Friday, December 2, 2016

But Then We Were Children





My poetry-only Advent has never been about poems specifically relating to the season, or even particularly religious poetry. I like religious poetry and seek it out, but other poetry works just as well for me. If it takes the top of my head off, to paraphrase Emily Dickinson, it's good enough for me.

Today, however, I am on an Advent message and will share some lines from W.H. Auden's marvelous work, For the Time Being, a "Christmas Oratorio" which was never actually set to music. This long poem covers the story from before the Annunciation through the Flight into Egypt. Even though it was never fully performed, either spoken or sung, the reader can still hear voices raised in song, can still see movement of characters across a stage. Or maybe it's just my imagination.

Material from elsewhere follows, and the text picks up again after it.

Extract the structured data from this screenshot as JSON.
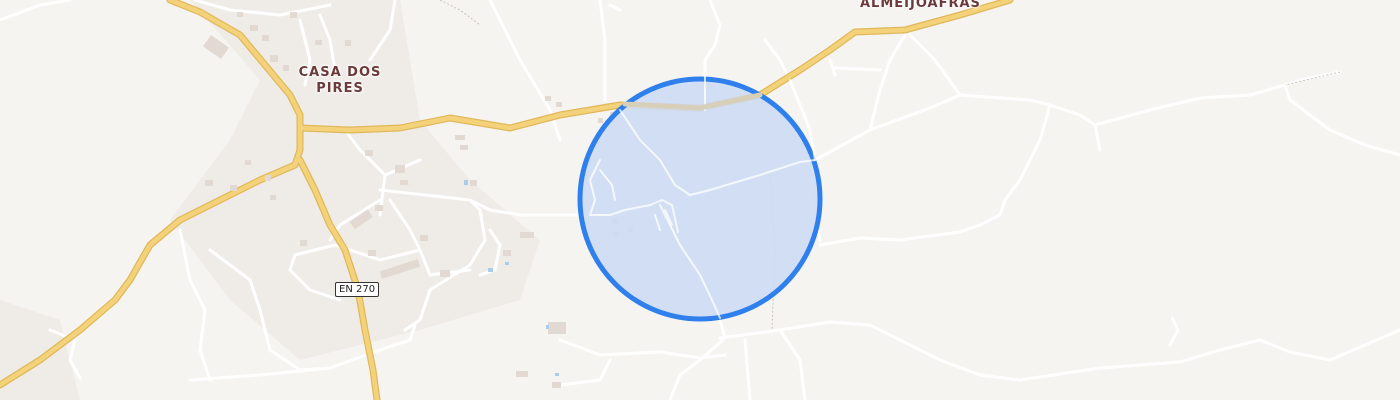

The piece I am sharing today is from the first section in which Caesar's world is portrayed, and there is no better passage in all literature that so well describes the utter and endless tedium of a world without Christ. Auden plays with time so that modern references are intertwined with ancient ones. He plays with mood as well, transposing his 20th Century angst with the overwrought Empire of the 1st Century. This "dark night of the soul" is as easily viewed in any godless world or person.

But it was not entirely godless. God's people were there with "the fern's devotion to spatial necessity," going through some sort of motion. It was more that any reaching toward God had been so worn thin by reaching elsewhere. Sound familiar?

The Narrator of the oratorio:

If on account of the political situation,
There are quite a number of homes without roofs, and men
Lying about in the countryside neither drunk nor asleep,
If all sailings have been cancelled until further notice,
If it's unwise now to say much in letters, and if,
Under the subnormal temperatures prevailing,
The two sexes are at present the weak and the strong,
That is not at all unusual for this time of year.
If that were all, we should know how to manage. Flood, fire,
The desiccation of grasslands, restraint of princes,
Piracy on the high seas, physical pain and fiscal grief,
These after all are our familiar tribulations,
And we have been through them all before, many, many times.
As events which belong to the natural world where
The occupation of space is the real final fact
And time turns itself in an obedient circle,
They occur again and again but only to pass
Again and again into formal opposites,
From sword to ploughshare, coffin to cradle, war to work,
So that, taking the bad with the good, the pattern composed
By the ten thousand odd things that can possibly happen
Is permanent in a general average way.

Till lately we knew of no other, and between us we seemed
To have what it took -- the adrenal courage of the tiger,
The chameleon's discretion, the modesty of the doe,
Or the fern's devotion to spatial necessity:
To practice one's specific civil virtue was not
So impossible after all; to cut our losses
And bury our dead was really quite easy: That was why
We were always able to say:"We are children of God
And our Father has never forsaken His People."

But then we were children: That was a moment ago,
Before an outrageous novelty had been introduced
Into our lives. Why were we never warned? Perhaps we were.